Further analysis shows that 57% of new credit cards were to super prime consumers, up from 47% a year ago, indicating that credit card lenders are approaching portfolio growth selectively and with caution. This strategy of focusing primarily on low risk borrowers has impacted new card account growth rates, with originations increasing just 1.8% YoY in the most recent quarter. But at the same time, the shift to lower risk borrowers has fuelled growth in new card credit limits, with average origination amounts increasing by 19.9% YoY, as card issuers are generally more comfortable in extending larger limits to consumers with good risk scores.

In contrast, non-bank personal loans, which witnessed the biggest YoY increase in delinquency rates (490 bps), saw a shift in originations risk, with more new accounts being extended to consumers in riskier credit tiers. In the latest quarter, 75% of new non-bank personal loans were to below-prime consumers, compared to 66% a year ago. The subprime category alone accounted for almost half (48%) of originations, up from 40% in the prior year quarter.

Non-bank personal loan delinquencies have been deteriorating since 2016. Despite this persistent trend, non-bank lenders continue to book new accounts at the bottom end of the risk spectrum.
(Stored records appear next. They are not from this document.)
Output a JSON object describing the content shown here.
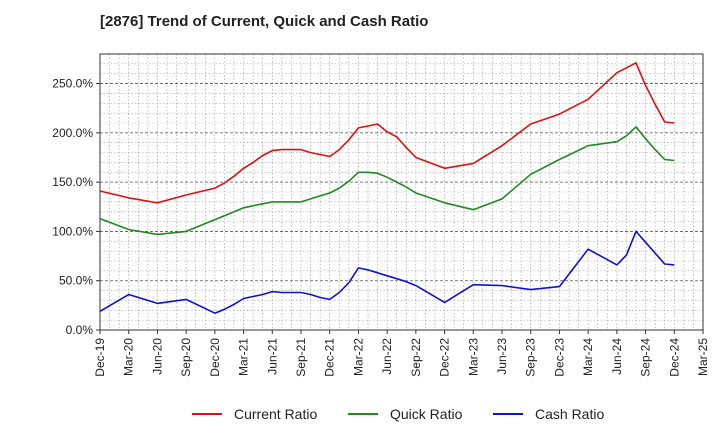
{
  "chart_data": {
    "type": "line",
    "title": "[2876]  Trend of Current, Quick and Cash Ratio",
    "xlabel": "",
    "ylabel": "",
    "ylim": [
      0,
      280
    ],
    "y_ticks": [
      0,
      50,
      100,
      150,
      200,
      250
    ],
    "y_tick_labels": [
      "0.0%",
      "50.0%",
      "100.0%",
      "150.0%",
      "200.0%",
      "250.0%"
    ],
    "x_tick_labels": [
      "Dec-19",
      "Mar-20",
      "Jun-20",
      "Sep-20",
      "Dec-20",
      "Mar-21",
      "Jun-21",
      "Sep-21",
      "Dec-21",
      "Mar-22",
      "Jun-22",
      "Sep-22",
      "Dec-22",
      "Mar-23",
      "Jun-23",
      "Sep-23",
      "Dec-23",
      "Mar-24",
      "Jun-24",
      "Sep-24",
      "Dec-24",
      "Mar-25"
    ],
    "x_index_range": [
      0,
      63
    ],
    "grid": true,
    "legend_position": "bottom",
    "series": [
      {
        "name": "Current Ratio",
        "color": "#dd1111",
        "x": [
          0,
          3,
          6,
          9,
          12,
          13,
          14,
          15,
          16,
          17,
          18,
          19,
          20,
          21,
          22,
          23,
          24,
          25,
          26,
          27,
          28,
          29,
          30,
          31,
          32,
          33,
          36,
          39,
          42,
          45,
          48,
          51,
          54,
          55,
          56,
          57,
          58,
          59,
          60
        ],
        "values": [
          141,
          134,
          129,
          137,
          144,
          149,
          156,
          164,
          170,
          177,
          182,
          183,
          183,
          183,
          180,
          178,
          176,
          183,
          193,
          205,
          207,
          209,
          201,
          196,
          185,
          175,
          164,
          169,
          187,
          209,
          219,
          234,
          261,
          266,
          271,
          248,
          229,
          211,
          210
        ]
      },
      {
        "name": "Quick Ratio",
        "color": "#228822",
        "x": [
          0,
          3,
          6,
          9,
          12,
          13,
          14,
          15,
          16,
          17,
          18,
          19,
          20,
          21,
          22,
          23,
          24,
          25,
          26,
          27,
          28,
          29,
          30,
          31,
          32,
          33,
          36,
          39,
          42,
          45,
          48,
          51,
          54,
          55,
          56,
          57,
          58,
          59,
          60
        ],
        "values": [
          113,
          102,
          97,
          100,
          112,
          116,
          120,
          124,
          126,
          128,
          130,
          130,
          130,
          130,
          133,
          136,
          139,
          144,
          151,
          160,
          160,
          159,
          155,
          150,
          145,
          139,
          129,
          122,
          133,
          158,
          173,
          187,
          191,
          197,
          206,
          194,
          183,
          173,
          172
        ]
      },
      {
        "name": "Cash Ratio",
        "color": "#1111cc",
        "x": [
          0,
          3,
          6,
          9,
          12,
          13,
          14,
          15,
          16,
          17,
          18,
          19,
          20,
          21,
          22,
          23,
          24,
          25,
          26,
          27,
          28,
          29,
          30,
          31,
          32,
          33,
          36,
          39,
          42,
          45,
          48,
          51,
          54,
          55,
          56,
          57,
          58,
          59,
          60
        ],
        "values": [
          19,
          36,
          27,
          31,
          17,
          21,
          26,
          32,
          34,
          36,
          39,
          38,
          38,
          38,
          36,
          33,
          31,
          38,
          48,
          63,
          61,
          58,
          55,
          52,
          49,
          45,
          28,
          46,
          45,
          41,
          44,
          82,
          66,
          76,
          100,
          89,
          78,
          67,
          66
        ]
      }
    ]
  }
}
While it is important that consumers across the risk spectrum continue to have access to credit in order to fund necessary household spending, it is equally vital that lenders understand the risk levels in their portfolios and have strategies in place to effectively manage that risk. Particularly in the non-bank personal loan space, lenders need to monitor these rising risk levels and how even small economic shocks, such as inflation, electricity and fuel hikes, may impact their ability to meet their debt obligations.

It is also worth observing that, although bank personal loans saw a YoY improvement in delinquencies—its third consecutive quarter in a row—vintage analysis reveals that the most recent originations are more risky compared to previous quarters, with more accounts going into arrears more quickly. This indicates that high growth in new accounts may be masking underlying increases in risk within the portfolio. As well, when comparing Q3 2019 origination risk to the same quarter a year previous (Q3 2018), the number of new bank personal loans advanced to subprime borrowers increased by 11%, from 14% in 2018 to 25% in 2019. These factors point to the importance of diligence in portfolio monitoring for banks issuing personal loans as well.
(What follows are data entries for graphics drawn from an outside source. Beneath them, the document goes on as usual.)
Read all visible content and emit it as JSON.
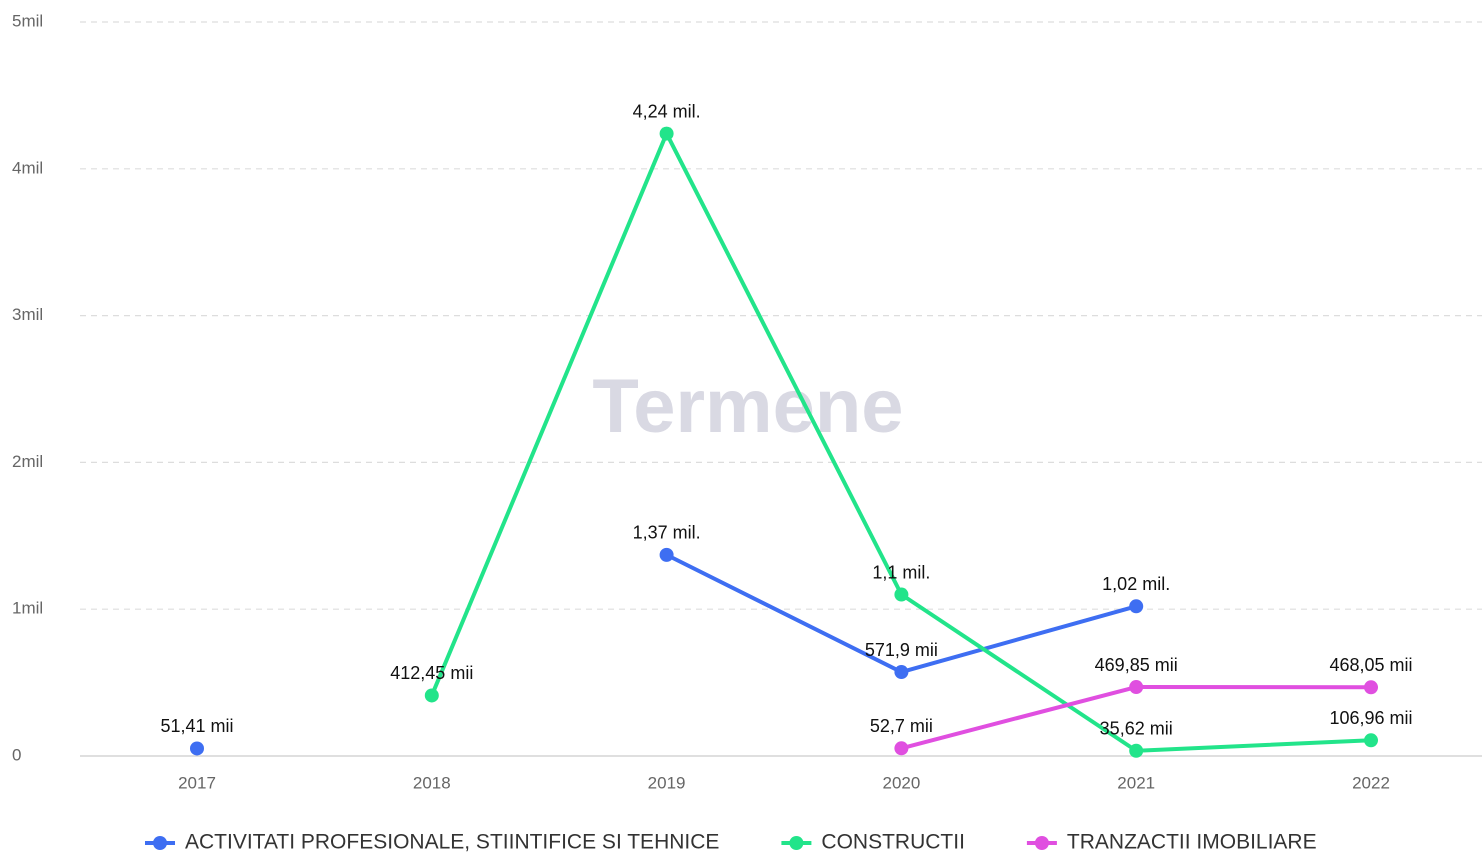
{
  "chart_data": {
    "type": "line",
    "watermark": "Termene",
    "categories": [
      "2017",
      "2018",
      "2019",
      "2020",
      "2021",
      "2022"
    ],
    "ylim": [
      0,
      5000000
    ],
    "yticks": [
      0,
      {
        "value": 1000000,
        "label": "1mil"
      },
      {
        "value": 2000000,
        "label": "2mil"
      },
      {
        "value": 3000000,
        "label": "3mil"
      },
      {
        "value": 4000000,
        "label": "4mil"
      },
      {
        "value": 5000000,
        "label": "5mil"
      }
    ],
    "grid": true,
    "legend": "bottom",
    "series": [
      {
        "name": "ACTIVITATI PROFESIONALE, STIINTIFICE SI TEHNICE",
        "color": "#3e6ef2",
        "values": [
          51410,
          null,
          1370000,
          571900,
          1020000,
          null
        ],
        "value_labels": [
          "51,41 mii",
          null,
          "1,37 mil.",
          "571,9 mii",
          "1,02 mil.",
          null
        ]
      },
      {
        "name": "CONSTRUCTII",
        "color": "#22e48a",
        "values": [
          null,
          412450,
          4240000,
          1100000,
          35620,
          106960
        ],
        "value_labels": [
          null,
          "412,45 mii",
          "4,24 mil.",
          "1,1 mil.",
          "35,62 mii",
          "106,96 mii"
        ]
      },
      {
        "name": "TRANZACTII IMOBILIARE",
        "color": "#e04fe0",
        "values": [
          null,
          null,
          null,
          52700,
          469850,
          468050
        ],
        "value_labels": [
          null,
          null,
          null,
          "52,7 mii",
          "469,85 mii",
          "468,05 mii"
        ]
      }
    ]
  }
}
Global economic uncertainty likely to have an impact

Williams concluded: “Although we’ve seen a resurgence in year-on-year originations growth in the latest quarter, we witnessed a general decline across most categories earlier in 2019. With the global economy set to face challenges because of COVID-19 and its impact on supply chains, oil prices and international trade more generally, it will be interesting to see if this bounce in originations can be sustained or if it will be very short-lived against the backdrop of mounting economic pressures. Regardless, lenders need to stay vigilant and constantly update their underwriting models to take account of potential changes in consumer behavior. The use of trended credit data and predictive analytical tools are especially important to filter out the noise caused by shorter-term events.”

More information about the TransUnion South Africa Industry Insights Report, including details about a variety of credit products, can be found here. It includes more information about balance and delinquency trends, including for credit cards, personal loans, vehicle finance and mortgage loans.

*TransUnion South Africa scorecard risk tiers: subprime 0–615; near prime 616–729; prime 730–821; prime plus 822–917; super prime 918–999. Above prime ≥822 and below prime ≤729.